WASHINGTON BUREAU–Insurance agents who sell only a limited number of financial products are sending in hundreds of letters to the Securities and Exchange Commission asking them not to hold them to a fiduciary standard when selling investment products.

With the Aug. 30 deadline for comments on the proposal remaining, 1,641 persons or entities, mostly investment advisers and members of the National Association of Insurance and Financial Advisers, Falls Church, Va., have said the agency should maintain the current suitability standard for broker-dealers.

An SEC analysis of comment letters by type indicates that 235 letters oppose a universal fiduciary standard, while 155 commentators support it.

The agency is seeking comment on Sec. 913 of H.R. 4137, the Dodd-Frank Wall Street Reform and Consumer Protection Act. The provision mandates that the agency complete within 6 months of passage of the legislation a study on the fiduciary standard issue.

The provision in the law dealing with the issue then gives the agency the power to draft a new standard-of-care rule based on the findings of the report.

In asking that the current standard be retained, Sonya Barclay, a registered representative with Walnut Street Securities Inc., Wiliamsport, Pa., said that, “While I agree that regulations are important and required in the financial services industry, imposing legal fiduciary liabilities to an already heavily regulated industry in which registered representatives must already undergo rigorous compliance will only hurt our clients by adding another layer of regulation and more costs.”

Moreover, she said, “I do not believe moving to a fee-only model will result in any better or unbiased advice.”

She adds, “It is my belief that the majority of registered representatives already act in the best interest of their clients.
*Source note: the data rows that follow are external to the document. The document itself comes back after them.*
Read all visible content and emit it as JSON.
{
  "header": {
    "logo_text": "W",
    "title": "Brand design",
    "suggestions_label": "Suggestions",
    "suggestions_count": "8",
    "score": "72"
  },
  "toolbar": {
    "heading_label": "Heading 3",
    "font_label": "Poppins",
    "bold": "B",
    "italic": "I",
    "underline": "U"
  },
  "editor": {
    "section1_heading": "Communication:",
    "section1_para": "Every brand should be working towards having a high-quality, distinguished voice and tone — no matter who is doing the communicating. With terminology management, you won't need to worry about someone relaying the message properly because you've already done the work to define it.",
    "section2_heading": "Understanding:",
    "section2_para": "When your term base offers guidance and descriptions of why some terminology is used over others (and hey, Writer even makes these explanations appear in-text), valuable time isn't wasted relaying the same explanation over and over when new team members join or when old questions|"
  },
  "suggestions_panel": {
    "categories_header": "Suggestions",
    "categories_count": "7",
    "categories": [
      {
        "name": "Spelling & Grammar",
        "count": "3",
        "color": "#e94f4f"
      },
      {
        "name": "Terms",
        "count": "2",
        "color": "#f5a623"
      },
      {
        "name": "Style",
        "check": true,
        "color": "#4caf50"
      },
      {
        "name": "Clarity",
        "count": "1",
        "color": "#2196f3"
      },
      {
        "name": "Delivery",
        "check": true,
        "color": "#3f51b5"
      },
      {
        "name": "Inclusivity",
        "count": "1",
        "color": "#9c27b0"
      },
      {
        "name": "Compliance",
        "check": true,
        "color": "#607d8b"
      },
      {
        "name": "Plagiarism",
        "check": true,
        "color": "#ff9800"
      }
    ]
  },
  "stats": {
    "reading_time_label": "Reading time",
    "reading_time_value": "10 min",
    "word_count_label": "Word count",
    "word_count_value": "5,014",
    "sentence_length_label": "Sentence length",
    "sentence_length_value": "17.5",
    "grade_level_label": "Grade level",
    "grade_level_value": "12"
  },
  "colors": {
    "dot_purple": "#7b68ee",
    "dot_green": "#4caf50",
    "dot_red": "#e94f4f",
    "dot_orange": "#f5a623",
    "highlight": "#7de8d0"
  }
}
There is always going to be some abuse in any area of business.”

Barclay said that changing the current rule would mean “subjecting registered representatives to the potential of never-ending lawsuits.”

Clifford S Webster, an agent for Northwestern Mutual Investment Services LLC, Boston, commented that, “Adding another layer of regulation will create another layer of bureaucracy without an offsetting benefit to my clients, though they will be directing or indirectly pay for it.

“Please do not pass the fiduciary standard for registered representatives, he added.

Todd Johnson, a professional association executive for financial advisors in Minneapolis, says he works on behalf of more than 1,500 registered representatives in Minnesota.

“These registered representatives fear that the burdens placed on them by a fiduciary standard of care will prevent them from continuing to serve middle [class] Americans due to the cost in time and risk management measures,” he said. “The current suitability standard of care, while demanding, has proven to allow the ethical registered representative to serve the Middle American marketplace.”

But Gary Watkins, president of Banyan Capital Management Inc., Atlanta, said a single standard is important.

He noted that his firm’s salespeople are covered by the fiduciary standard, whereas “brokers, bankers, insurance agents and the like who sell securities are only held to a suitability standard in dealing with their clients.”

He said this “allows securities salesmen to put their interests, their firms’ interests or that of a mutual fund company ahead of their client as long as the investment is “suitable.”

Moreover, he said, securities salesmen are also not required to notify prospective clients of their regulatory history.

“On rare occasions we have allowed securities salesmen to call on Banyan. And as part of our normal due diligence, we reviewed the regulatory history of these salesmen on behalf of our clients.

“Over the past several years we have found salesmen who pled guilty to a felony [or] to participating in a Ponzi scheme and one person who was actually pleased to have only been sued three times by his clients,” he said. “Needless to say, we did not enter into a business relationship with those individuals.”

“It is mindboggling that salesmen such as these can continue to work in the financial services industry without being required to inform people of their regulatory history,” Watkins added.

David Neuman, a lawyer with the Stoltmann Law Offices, P.C., in Chicago, said there “should be a standard uniformly applied to brokers and investments advisors, provided that this standard is a real fiduciary standard, which carry duties of loyalty, full disclosure, adequate diversification, putting the client first, keeping the client abreast of market conditions, and explaining the practical impact and risks of transactions.”

He added that the line between “investment advisors and broker-dealers has been blurred to the point that there is not much distinction between the two. In reality, customers seek investment advice from brokers as much as investment advisors, so creating different standards for the two does not make practical sense.”

But, Neuman added, “to the extent a uniform fiduciary standard is applied to both investment advisors and broker-dealers, I would hope that such an SEC rule would not preempt state law fiduciary requirements in those states which impose such duties on brokers.”